Optimizing Agent Workflows for Modern LLMs
Writing effective agent skills requires deep knowledge of prompt engineering. With the release of advanced reasoning models like Claude 3.5 Sonnet, ChatGPT o1, and DeepSeek-V3, prompt templates must focus on structured thinking. Developers are encouraged to use XML tags (e.g., <thought>, <context>, and <rules>) to isolate execution boundaries. Standardized prompts prevent agents from suffering from context drift, ensuring that long-running tasks remain aligned with the initial system parameters.
Exploring by SOC Occupations and Creator Profiles
What makes SkillMD unique is its taxonomy. Instead of simple text search, we parse and organize files according to the Standard Occupational Classification (SOC) system.
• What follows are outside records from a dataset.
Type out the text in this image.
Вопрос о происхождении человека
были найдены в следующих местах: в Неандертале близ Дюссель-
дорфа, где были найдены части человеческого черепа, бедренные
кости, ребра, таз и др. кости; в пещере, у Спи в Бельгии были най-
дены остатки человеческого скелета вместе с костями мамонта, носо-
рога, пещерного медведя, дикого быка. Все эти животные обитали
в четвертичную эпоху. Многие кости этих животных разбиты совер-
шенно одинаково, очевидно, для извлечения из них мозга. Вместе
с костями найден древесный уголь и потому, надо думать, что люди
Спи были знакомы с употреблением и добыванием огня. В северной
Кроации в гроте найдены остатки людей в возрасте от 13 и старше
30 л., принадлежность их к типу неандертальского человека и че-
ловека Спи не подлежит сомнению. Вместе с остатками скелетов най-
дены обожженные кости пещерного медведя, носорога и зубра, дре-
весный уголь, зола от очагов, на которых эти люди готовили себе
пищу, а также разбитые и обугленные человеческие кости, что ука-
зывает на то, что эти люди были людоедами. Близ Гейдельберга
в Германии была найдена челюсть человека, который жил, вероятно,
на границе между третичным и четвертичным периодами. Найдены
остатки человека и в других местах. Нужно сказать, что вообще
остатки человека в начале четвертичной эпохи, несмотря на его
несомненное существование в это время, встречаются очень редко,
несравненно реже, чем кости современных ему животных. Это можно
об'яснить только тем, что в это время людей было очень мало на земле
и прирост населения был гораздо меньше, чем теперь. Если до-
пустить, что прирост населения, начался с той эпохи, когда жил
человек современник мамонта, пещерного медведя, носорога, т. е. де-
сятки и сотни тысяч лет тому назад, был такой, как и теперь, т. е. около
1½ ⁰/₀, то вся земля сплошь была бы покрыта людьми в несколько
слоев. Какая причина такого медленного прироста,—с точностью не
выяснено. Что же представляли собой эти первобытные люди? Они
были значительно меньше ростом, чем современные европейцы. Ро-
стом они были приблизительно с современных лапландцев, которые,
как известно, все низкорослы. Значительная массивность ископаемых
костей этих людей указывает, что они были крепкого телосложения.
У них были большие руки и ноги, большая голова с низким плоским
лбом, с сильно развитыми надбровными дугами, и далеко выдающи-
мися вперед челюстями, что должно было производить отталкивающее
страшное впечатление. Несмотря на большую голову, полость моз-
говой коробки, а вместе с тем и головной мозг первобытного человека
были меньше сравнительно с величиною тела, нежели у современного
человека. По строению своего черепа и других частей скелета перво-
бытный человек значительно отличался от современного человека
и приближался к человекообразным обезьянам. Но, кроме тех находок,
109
This means you can discover skills written for Computer and Mathematical roles, Business and Financial operations, Legal, Design, and and Educational Instruction fields. By tracking creator profiles, developers can study how different teams organize their custom instructions, compare version updates, and fork public configs for specialized enterprise use cases.
SkillMD operates as a high-performance index running on a fast Go backend and a highly responsive Astro SSR frontend. All search queries execute in milliseconds, featuring smart debouncing to prevent multiple API requests while keeping user data secure. Join our community of developers to standardize your AI agent instructions and optimize your LLM prompting workflows today.
Frequently Asked Questions
A practical guide to agent skills: what they are, how to inspect them, and how SkillMD helps you explore the ecosystem.